Abstract Submission Guidelines
- Deadline for Abstract Submissions: October 31, 2018
- Submit to: firstname.lastname@example.org. Please send questions to the same address.
- Abstract submissions must include:
- Submission category (indicate in the email subject line: academic article, opinion piece, practitioner report, multimedia)
- Author(s), affiliation(s), corresponding email
- Thematic area (new dissemination techniques and public engagement; bridging policy and practice; methodological issues; supporting emerging scholars and practitioners)
- Abstract text (Title, text no longer than 400 words, 5-10 keywords)

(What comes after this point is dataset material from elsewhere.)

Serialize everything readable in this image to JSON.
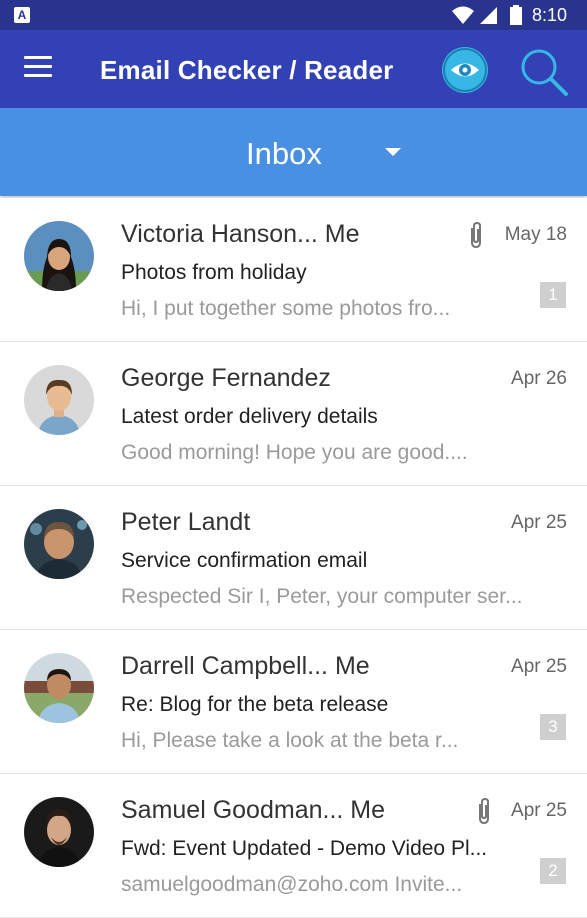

- Funding details (if applicable)
- All submissions must be in English.
We seek submissions that interrogate the existing literature on forced migration, present in-depth research in a given area, or offer original insights into a situation or trend. Submissions must not exceed 6000 words (including footnotes). Articles are required to use Chicago style endnotes.

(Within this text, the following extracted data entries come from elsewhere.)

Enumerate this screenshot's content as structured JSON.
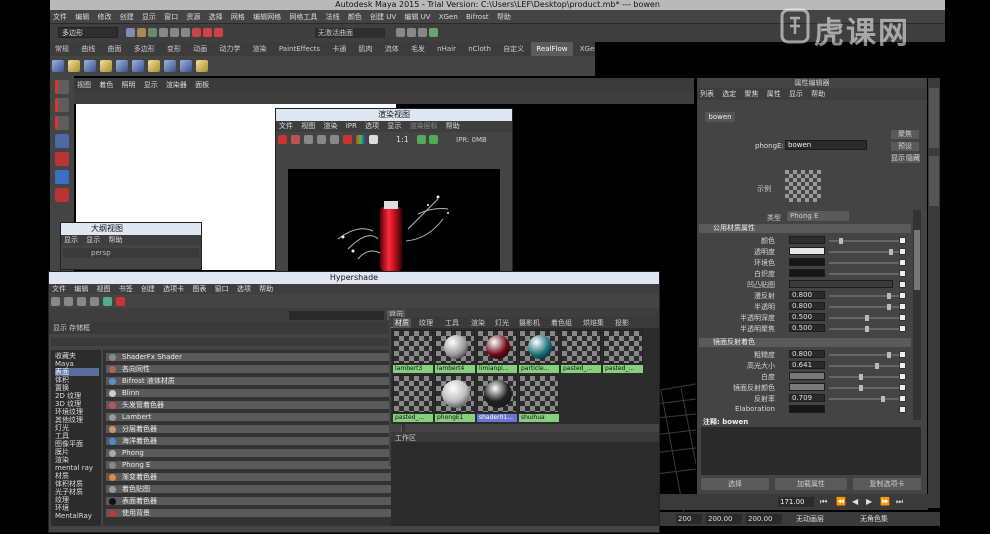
{
  "window": {
    "title": "Autodesk Maya 2015 - Trial Version: C:\\Users\\LEF\\Desktop\\product.mb* --- bowen"
  },
  "menu": [
    "文件",
    "编辑",
    "修改",
    "创建",
    "显示",
    "窗口",
    "资源",
    "选择",
    "网格",
    "编辑网格",
    "网格工具",
    "法线",
    "颜色",
    "创建 UV",
    "编辑 UV",
    "XGen",
    "Bifrost",
    "帮助"
  ],
  "status": {
    "mode": "多边形",
    "field": "无激活曲面"
  },
  "shelf_tabs": [
    "常规",
    "曲线",
    "曲面",
    "多边形",
    "变形",
    "动画",
    "动力学",
    "渲染",
    "PaintEffects",
    "卡通",
    "肌肉",
    "流体",
    "毛发",
    "nHair",
    "nCloth",
    "自定义",
    "RealFlow",
    "XGen"
  ],
  "shelf_active": "RealFlow",
  "viewport_menu": [
    "视图",
    "着色",
    "照明",
    "显示",
    "渲染器",
    "面板"
  ],
  "render_view": {
    "title": "渲染视图",
    "menu": [
      "文件",
      "视图",
      "渲染",
      "IPR",
      "选项",
      "显示",
      "渲染层标",
      "帮助"
    ],
    "ratio": "1:1",
    "ipr": "IPR: 0MB"
  },
  "outliner": {
    "title": "大纲视图",
    "menu": [
      "显示",
      "显示",
      "帮助"
    ],
    "item": "persp"
  },
  "hypershade": {
    "title": "Hypershade",
    "menu": [
      "文件",
      "编辑",
      "视图",
      "书签",
      "创建",
      "选项卡",
      "图表",
      "窗口",
      "选项",
      "帮助"
    ],
    "show_button": "显示",
    "tabs_left": [
      "显示",
      "存储框"
    ],
    "categories": [
      "收藏夹",
      "Maya",
      "表面",
      "体积",
      "置换",
      "2D 纹理",
      "3D 纹理",
      "环境纹理",
      "其他纹理",
      "灯光",
      "工具",
      "图像平面",
      "膜片",
      "渲染",
      "mental ray",
      "材质",
      "体积材质",
      "光子材质",
      "纹理",
      "环境",
      "MentalRay"
    ],
    "nodes": [
      "ShaderFx Shader",
      "各向同性",
      "Bifrost 液体材质",
      "Blinn",
      "头发管着色器",
      "Lambert",
      "分层着色器",
      "海洋着色器",
      "Phong",
      "Phong E",
      "渐变着色器",
      "着色贴图",
      "表面着色器",
      "使用背景"
    ],
    "right_tabs": [
      "材质",
      "纹理",
      "工具",
      "渲染",
      "灯光",
      "摄影机",
      "着色组",
      "烘焙集",
      "投影"
    ],
    "swatches_row1": [
      "lambert3",
      "lambert4",
      "limianpi...",
      "particle...",
      "pasted_...",
      "pasted_..."
    ],
    "swatches_row2": [
      "pasted_...",
      "phongE1",
      "shader01...",
      "shuihua"
    ],
    "work_area": "工作区"
  },
  "attr_editor": {
    "title": "属性编辑器",
    "menu": [
      "列表",
      "选定",
      "聚焦",
      "属性",
      "显示",
      "帮助"
    ],
    "node_tab": "bowen",
    "node_label": "phongE:",
    "node_name": "bowen",
    "buttons": [
      "聚焦",
      "预设",
      "显示",
      "隐藏"
    ],
    "sample_label": "示例",
    "type_label": "类型",
    "type_value": "Phong E",
    "sect_common": "公用材质属性",
    "common": [
      {
        "label": "颜色",
        "value": ""
      },
      {
        "label": "透明度",
        "value": ""
      },
      {
        "label": "环境色",
        "value": ""
      },
      {
        "label": "白炽度",
        "value": ""
      },
      {
        "label": "凹凸贴图",
        "value": ""
      },
      {
        "label": "漫反射",
        "value": "0.800"
      },
      {
        "label": "半透明",
        "value": "0.800"
      },
      {
        "label": "半透明深度",
        "value": "0.500"
      },
      {
        "label": "半透明聚焦",
        "value": "0.500"
      }
    ],
    "sect_spec": "镜面反射着色",
    "spec": [
      {
        "label": "粗糙度",
        "value": "0.800"
      },
      {
        "label": "高光大小",
        "value": "0.641"
      },
      {
        "label": "白度",
        "value": ""
      },
      {
        "label": "镜面反射颜色",
        "value": ""
      },
      {
        "label": "反射率",
        "value": "0.709"
      },
      {
        "label": "Elaboration",
        "value": ""
      }
    ],
    "notes_label": "注释: bowen",
    "bottom_buttons": [
      "选择",
      "加载属性",
      "复制选项卡"
    ]
  },
  "timeline": {
    "frame": "171.00",
    "end1": "200",
    "end2": "200.00",
    "end3": "200.00",
    "anim_layer": "无动画层",
    "char_set": "无角色集"
  },
  "watermark": "虎课网"
}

Opinion Papers and Practitioner Reports:
Opinion Papers and Practitioner Reports may be contributions that reflect on personal experiences of displacement as well as report practices of non-governmental organizations and staff. We seek critical, balanced analyses that allow the reader to gain an understanding of the context in which the report is written and that engages with wider implications of the situation described. Articles for the Opinion and Report Section should be approximately 2000 words and no more than 5000 words.
Multimedia submissions may include, but are not limited to: videos, photos, artwork, and spoken word pieces. Accompanying the multimedia submission should be a short blurb of approximately 300 words about the author and the piece itself. PLEASE ENSURE YOU HAVE PERMISSION TO PHOTOGRAPH OR VIDEO THE SUBJECT(S) YOU SUBMIT. Please note that videos, audio recordings, and photos must be sent as an attachment in a zipped file not exceeding 25 MB. Videos may also be submitted as links if they are also hosted privately on Vimeo or YouTube.
All contributors are required to submit an abstract for review prior to submission of a complete piece (see Abstract Submission Guidelines). Prospective contributors will be informed of the their abstract acceptance within two weeks from submission. If their abstract is accepted, prospective contributors will then be invited to submit their final piece within six weeks. At this stage, all submissions will go through a peer-review process. Submissions that are accepted for publication will undergo a peer-editing process.
The editing team may, when deemed appropriate, move submissions to different sections of the issue (for example from the Academic Article section to the Opinion Piece section). If contributors prefer a specific category of submission or style during the review process, please indicate that clearly.